The front-runners have been making the rounds talking AI regulation, crypto policy, and their broader visions for tech governance. And while the rhetoric varies, the underlying tension is the same one that's defined SF politics for a decade — do you see the tech sector as an engine of prosperity and innovation, or as a problem to be managed?
For liberty-minded San Franciscans, the stakes are real. AI policy drafted by people who don't understand the technology could strangle one of the few remaining sectors where American dominance is unquestioned. Crypto regulation that treats every token like a security could push an entire financial ecosystem offshore. These aren't abstract debates — they're about jobs, investment, and whether San Francisco remains the place where the future gets built.

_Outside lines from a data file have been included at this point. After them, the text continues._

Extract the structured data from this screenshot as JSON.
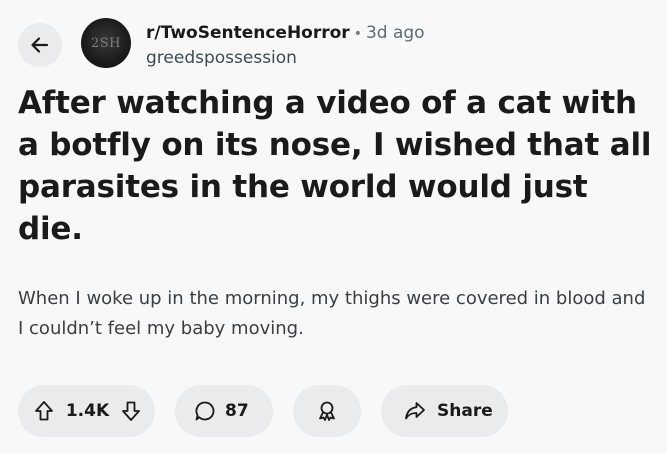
{
  "header": {
    "avatar_text": "2SH",
    "subreddit": "r/TwoSentenceHorror",
    "separator": "•",
    "time": "3d ago",
    "username": "greedspossession"
  },
  "post": {
    "title": "After watching a video of a cat with a botfly on its nose, I wished that all parasites in the world would just die.",
    "body": "When I woke up in the morning, my thighs were covered in blood and I couldn’t feel my baby moving."
  },
  "actions": {
    "vote_count": "1.4K",
    "comment_count": "87",
    "share_label": "Share"
  },
  "icons": {
    "back": "arrow-left-icon",
    "upvote": "upvote-arrow-icon",
    "downvote": "downvote-arrow-icon",
    "comment": "comment-bubble-icon",
    "award": "award-ribbon-icon",
    "share": "share-arrow-icon"
  }
}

What's been almost more interesting than the policy positions is the internal progressive drama surrounding the race. With a field packed full of left-leaning candidates and no serious Republican challenger, the contest has become a progressive purity test. One local put it bluntly about a leading candidate: "He's a rich opportunist champagne socialist." Another SF resident offered a more measured take, noting that one candidate's "entire brand is built on attacking Democrats instead of attacking Trump" — which doesn't exactly scream coalition-builder.

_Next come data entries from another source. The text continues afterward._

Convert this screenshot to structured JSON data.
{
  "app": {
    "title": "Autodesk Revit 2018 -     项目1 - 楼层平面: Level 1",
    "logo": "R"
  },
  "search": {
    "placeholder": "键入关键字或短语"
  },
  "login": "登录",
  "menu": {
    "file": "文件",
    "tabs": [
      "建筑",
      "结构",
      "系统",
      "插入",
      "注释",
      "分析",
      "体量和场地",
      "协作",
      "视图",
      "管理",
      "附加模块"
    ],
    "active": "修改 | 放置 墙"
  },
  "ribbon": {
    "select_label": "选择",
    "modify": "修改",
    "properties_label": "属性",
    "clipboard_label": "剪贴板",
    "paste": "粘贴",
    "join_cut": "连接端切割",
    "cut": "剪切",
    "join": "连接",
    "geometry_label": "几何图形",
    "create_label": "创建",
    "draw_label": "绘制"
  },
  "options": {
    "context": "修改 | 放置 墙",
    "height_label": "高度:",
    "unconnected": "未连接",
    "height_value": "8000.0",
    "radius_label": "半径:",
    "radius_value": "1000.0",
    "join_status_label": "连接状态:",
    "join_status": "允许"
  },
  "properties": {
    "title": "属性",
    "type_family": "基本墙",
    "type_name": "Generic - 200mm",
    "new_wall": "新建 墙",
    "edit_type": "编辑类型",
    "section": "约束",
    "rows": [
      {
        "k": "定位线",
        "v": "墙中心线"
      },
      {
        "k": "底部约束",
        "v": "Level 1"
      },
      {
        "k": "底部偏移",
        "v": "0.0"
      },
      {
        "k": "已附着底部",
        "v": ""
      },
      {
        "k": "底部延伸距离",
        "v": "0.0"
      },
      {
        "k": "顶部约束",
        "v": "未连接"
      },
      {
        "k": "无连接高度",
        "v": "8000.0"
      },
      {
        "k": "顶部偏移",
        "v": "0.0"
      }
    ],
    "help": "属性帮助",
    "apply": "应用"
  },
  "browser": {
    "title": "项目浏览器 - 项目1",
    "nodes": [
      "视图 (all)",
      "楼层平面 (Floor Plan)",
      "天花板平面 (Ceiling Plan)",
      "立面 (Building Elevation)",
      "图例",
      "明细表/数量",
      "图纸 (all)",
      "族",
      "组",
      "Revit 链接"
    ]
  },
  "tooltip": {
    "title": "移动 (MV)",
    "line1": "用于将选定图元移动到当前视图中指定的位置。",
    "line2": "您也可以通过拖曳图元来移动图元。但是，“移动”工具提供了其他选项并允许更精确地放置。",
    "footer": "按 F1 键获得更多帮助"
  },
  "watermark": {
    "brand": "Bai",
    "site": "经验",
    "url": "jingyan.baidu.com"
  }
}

Even the endorsement game has been revealing. Major progressive figures have been conspicuously silent, and the speculation is that it's less about strategy and more about personal misgivings. As one local observer noted, when a politician who worked for a powerful figure keeps name-dropping the connection but can't secure an endorsement, "maybe she saw something in him that she didn't like."
Here's what we actually need from whoever wins: a representative who understands that regulating AI and crypto with a heavy hand before we even fully grasp the technology isn't progressive — it's reckless. San Francisco doesn't need another backbencher who virtue-signals about "reining in Big Tech" while the district's economy depends on exactly that sector thriving.
We need someone who'll fight for smart, light-touch policy that protects consumers without suffocating innovation. Unfortunately, in a race where every candidate is trying to out-progressive the next, that might be too much to ask.